The role of the glucosinolate-myrosinase system in resistance to Leptosphaeria maculans was studied by monitoring changes in glucosinolate profiles in leaf tissue surrounding the site of inoculation. Susceptible Brassica napus cv. Hanna, resistant B. nigra and near isogenic lines derived from interspecific hybrids between the two species were compared. Expression of myrosinase binding protein and presence of genetic markers were also assayed. No correlation between degree of resistance and amount of sinigrin or other aliphatic glucosinolates was found. However, in time course experiments the glucosinolate profile of the L. maculans inoculated plants differed significantly from the water-inoculated control plants in the amount of 4-methoxy-glucobrassicin observed. Five to eight days post-inoculation an increased level of 4-methoxy glucobrassicin, ranging from 30% to 47% on average, was found in the inoculated plants, whilst controls varied between 7.6% and 9.2%. This increase was seen both in susceptible and resistant material. Other changes observed could mainly be assigned as effects of wounding. Although inoculation with L. maculans elicited changes in the leaf indolyl glucosinolate profiles, in the material studied, these changes could not be correlated to resistance against the fungus.     

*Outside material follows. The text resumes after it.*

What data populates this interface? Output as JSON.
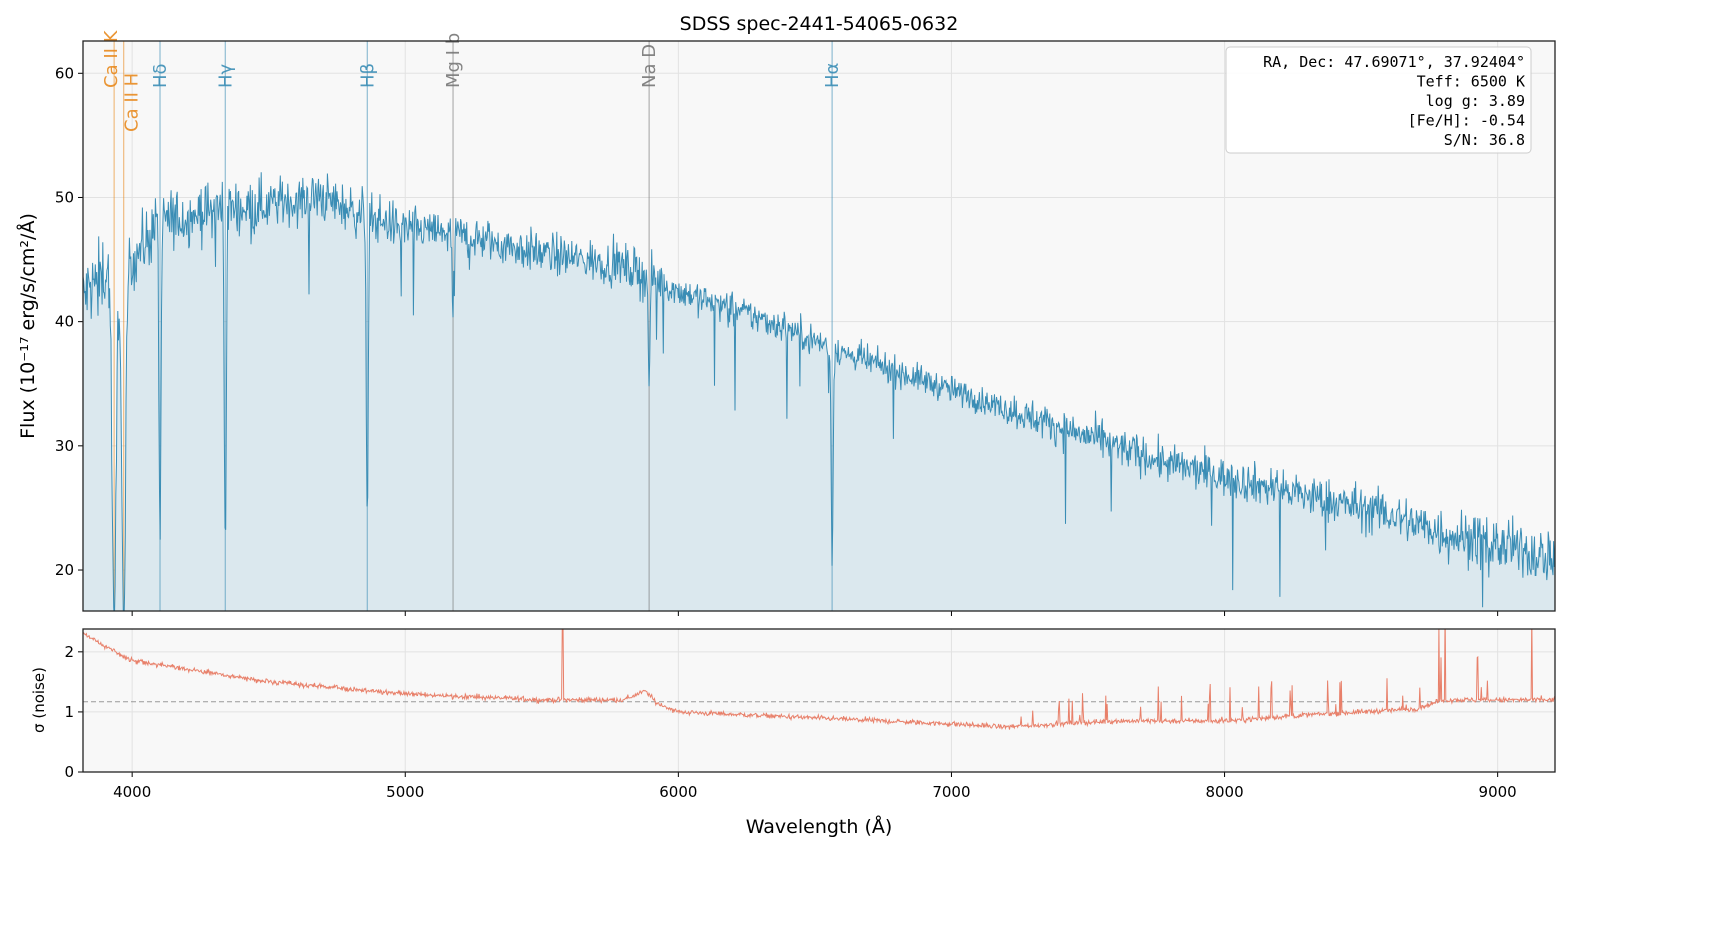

The genetics of adult-plant blackleg (Leptosphaeria maculans) resistance from Brassica juncea in B. napus

The genetic control of adult-plant blackleg (Leptosphaeria maculans) resistance in a Brassica napus line (579NO48-109-DG-1589), designated R13 possessing Brassica juncea-like resistance (JR), was elucidated by the analysis of segregation ratios in F₂ and F₃ populations from a cross between R13 and the highly blackleg-susceptible B. napus cultivar Tower. The F₂ segregration ratios were bimodal, demonstrating that blackleg resistance in R13 was controlled by major genes. Analysis of the segregation ratios for 13 F₃ families indicated that blackleg resistance in these families was controlled by three nuclear genes, which exhibited a complex interaction. Randomly sampled plants of F₃ progeny all had the normal diploid somatic chromosome number for B. napus. The similarities between the action of the three genes found in this study with those controlling blackleg resistance in B. juncea is discussed.